15 paragraphes affichés intégralement — le texte officiel prévaut sur les enrichissements documentaires.

LA COUR DE CASSATION, CHAMBRE SOCIALE, a rendu l'arrêt suivant :

Sur le moyen unique :

Attendu, selon l'arrêt attaqué (Douai, 23 février 2007), que M. X..., engagé par la société Holding Verhague en qualité d'homme d'entretien à compter du 15 janvier 2003, a été licencié par courrier du 30 juin 2005 pour faute grave en raison de son absence injustifiée depuis le 23 mai 2005 et de son refus de reprendre le travail malgré mise en demeure du 24 mai 2005 ; qu'il a saisi la juridiction prud'homale pour contester la régularité de son licenciement ;

Attendu que le salarié fait grief à l'arrêt d'avoir dit que son licenciement reposait sur une faute grave, le déboutant de ses demandes d'indemnités et de dommages-intérêts pour rupture abusive de son contrat de travail alors, selon le moyen, que la clause de mobilité devant être acceptée, elle n'est pas opposable au salarié si le contrat de travail n'a pas été signé par ce dernier ; qu'en ne s'expliquant pas sur ce point, la cour d'appel a privé son arrêt de base légale au regard des articles L. 121-1 et L. 122-14-3 du code du travail ;

Mais attendu qu'il ne résulte ni de l'arrêt ni des pièces de la procédure que M. X... ait soutenu devant la cour d'appel qu'il n'avait pas signé son contrat de travail et l'avenant contenant la clause de mobilité géographique ; que le moyen est donc nouveau et, mélangé de fait et de droit, irrecevable ;

PAR CES MOTIFS :

REJETTE le pourvoi ;

Condamne M. X... aux dépens ;

Vu l'article 700 du code de procédure civile, rejette la demande ;

Ainsi fait et jugé par la Cour de cassation, chambre sociale, et prononcé par le président en son audience publique du vingt mai deux mille neuf.

MOYEN ANNEXE au présent arrêt

Moyen produit par la SCP Tiffreau, avocat aux Conseils pour M. X...
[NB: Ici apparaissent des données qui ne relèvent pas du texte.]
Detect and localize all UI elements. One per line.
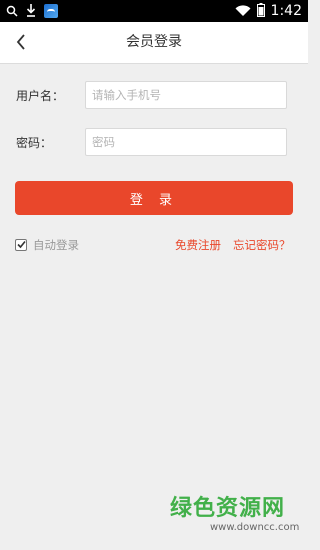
forgot-password-link[interactable]: 忘记密码？ [233,237,291,253]
password-label: 密码： [16,136,53,150]
watermark-url: www.downcc.com [210,522,300,533]
watermark: 绿色资源网 www.downcc.com [170,496,300,534]
status-bar: 1:42 [0,0,308,22]
auto-login-label: 自动登录 [33,238,79,252]
username-row: 用户名： [0,81,308,111]
register-link[interactable]: 免费注册 [175,237,221,253]
checkmark-icon [17,240,26,249]
page-title: 会员登录 [126,34,182,50]
password-input[interactable] [85,128,287,156]
search-icon [6,2,18,21]
wifi-icon [235,2,251,21]
app-header: 会员登录 [0,22,308,64]
login-button[interactable]: 登 录 [15,181,293,215]
status-bar-right: 1:42 [235,2,302,20]
back-button[interactable] [10,30,34,54]
battery-icon [256,2,265,21]
auto-login-option[interactable]: 自动登录 [15,237,79,253]
password-row: 密码： [0,128,308,158]
username-label: 用户名： [16,89,65,103]
auto-login-checkbox[interactable] [15,239,27,251]
username-input[interactable] [85,81,287,109]
status-time: 1:42 [270,3,302,19]
watermark-text: 绿色资源网 [170,496,286,521]
chevron-left-icon [16,34,25,50]
status-bar-left [6,3,58,19]
app-thumb-icon [44,4,58,18]
download-icon [26,2,36,21]
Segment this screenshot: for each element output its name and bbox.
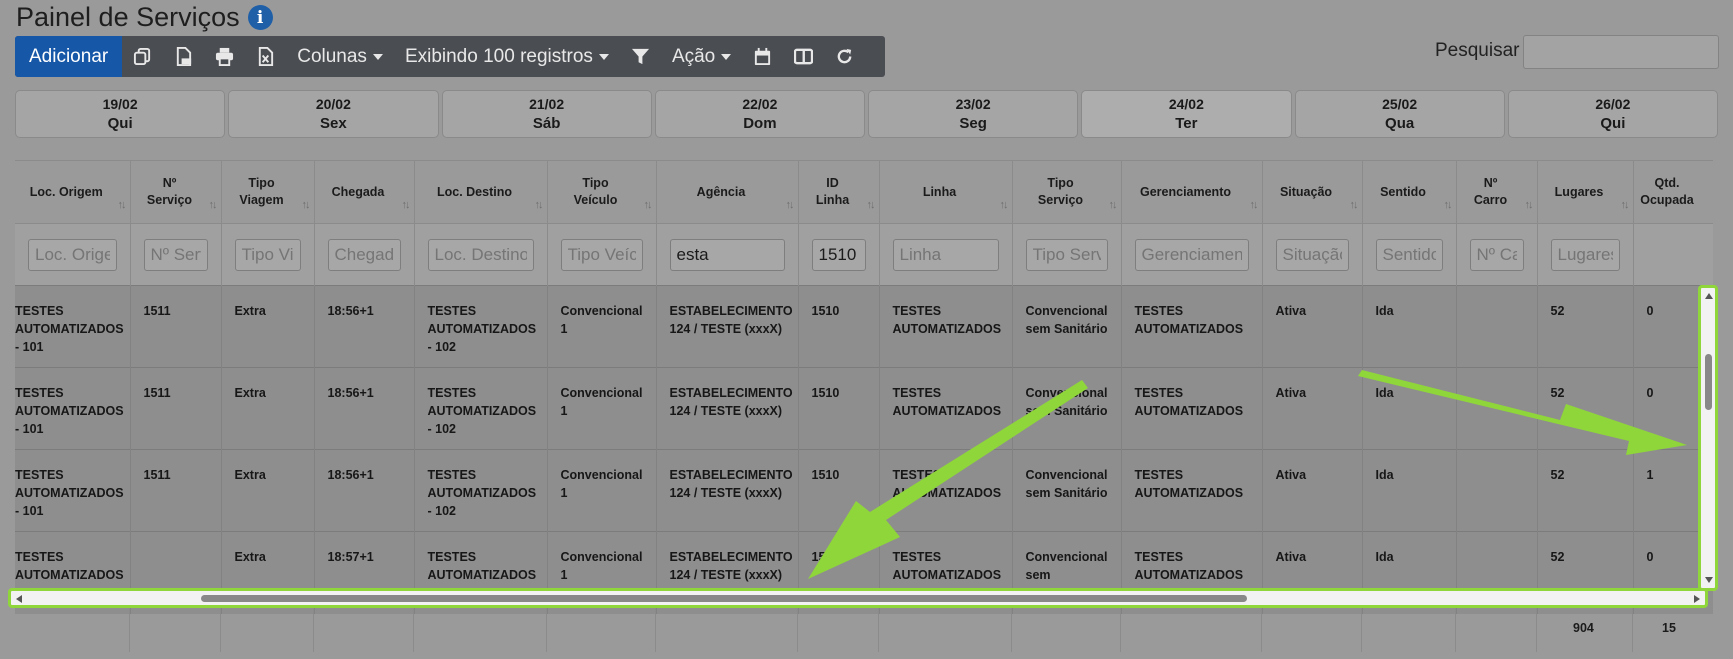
- annotation-arrows: [808, 370, 1687, 579]
- annotation-arrow-right: [1358, 370, 1687, 455]
- annotation-arrow-left: [808, 380, 1088, 579]
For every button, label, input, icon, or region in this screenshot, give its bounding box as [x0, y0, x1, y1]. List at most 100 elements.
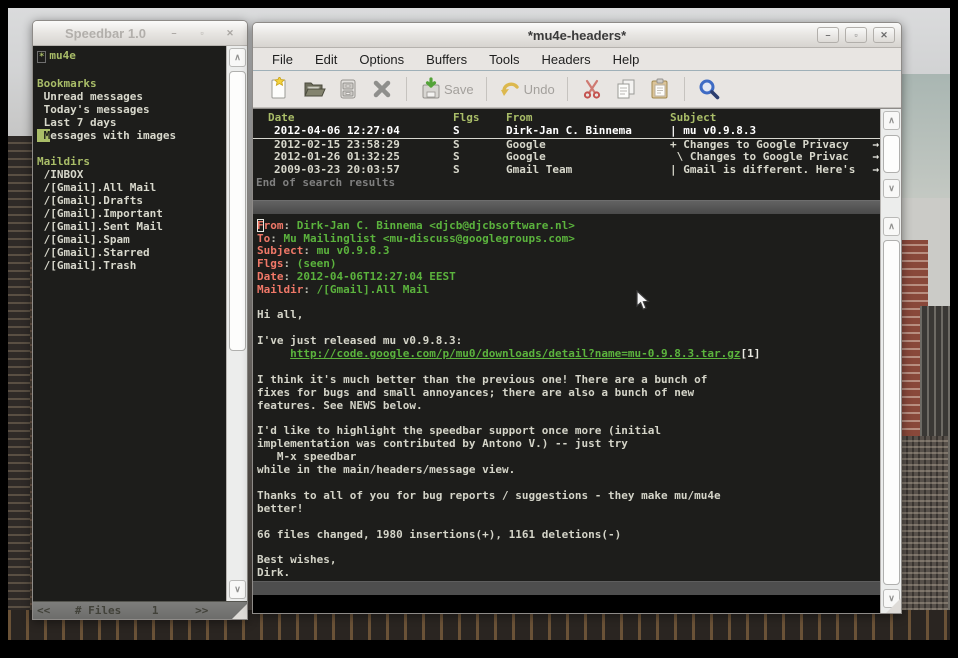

Par ce moyen, M. X... reproche à l'arrêt attaqué d'AVOIR dit que son licenciement reposait sur une faute grave, le déboutant de ses demandes d'indemnités et de dommages-intérêts pour rupture abusive de son contrat de travail,

AUX MOTIFS QUE « la SA HOLDING Y... a produit aux débats une attestation de M Z... également employé comme homme d'entretien par la SA HOLDING Y... qui indique avoir travaillé 23 rue de BERGUES à WORMHOUT et fait des travaux à usage de bureaux, avoir dit à plusieurs reprises à M. A... et M. X... de venir exécuter ces travaux, que ces derniers sont venus une huitaine de jours, qu'il ne les a plus revus ensuite et qu'ils lui ont indiqué qu'ils ne voulaient plus y venir ; la SA HOLDING justifie du transfert effectif du siège social à WORMHOUT et de l'accomplissement des formalités juridiques résultant de ce transfert ; qu'il résulte suffisamment de ce qui précède qu'une clause de mobilité avait été contractuellement convenue, que les travaux demandés à M. X... devaient être effectués pendant une période nécessairement temporaire, sur un chantier situé dans la zone géographique convenue par la clause de mobilité (30 km autour de DUNKERQUE) que ces travaux relevaient de son emploi d'homme d'entretien, que la SA HOLDING Y... s'était engagée à rembourser l'intégralité des frais de déplacement à M. Y... ; qu'il importe peu que M. X... ait continué à se présenter à l'un ou l'autre des établissement de DUNKERQUE, que le nouveau siège social soit situé dans une immeuble qui appartient à M. Y... et à son épouse, elle-même administratrice de la SA HOLDING Y... et que l'accomplissement effectif de toutes les formalités juridiques liées à ce transfert ait eu lieu postérieurement au licenciement ; (arrêt attaqué p. 4)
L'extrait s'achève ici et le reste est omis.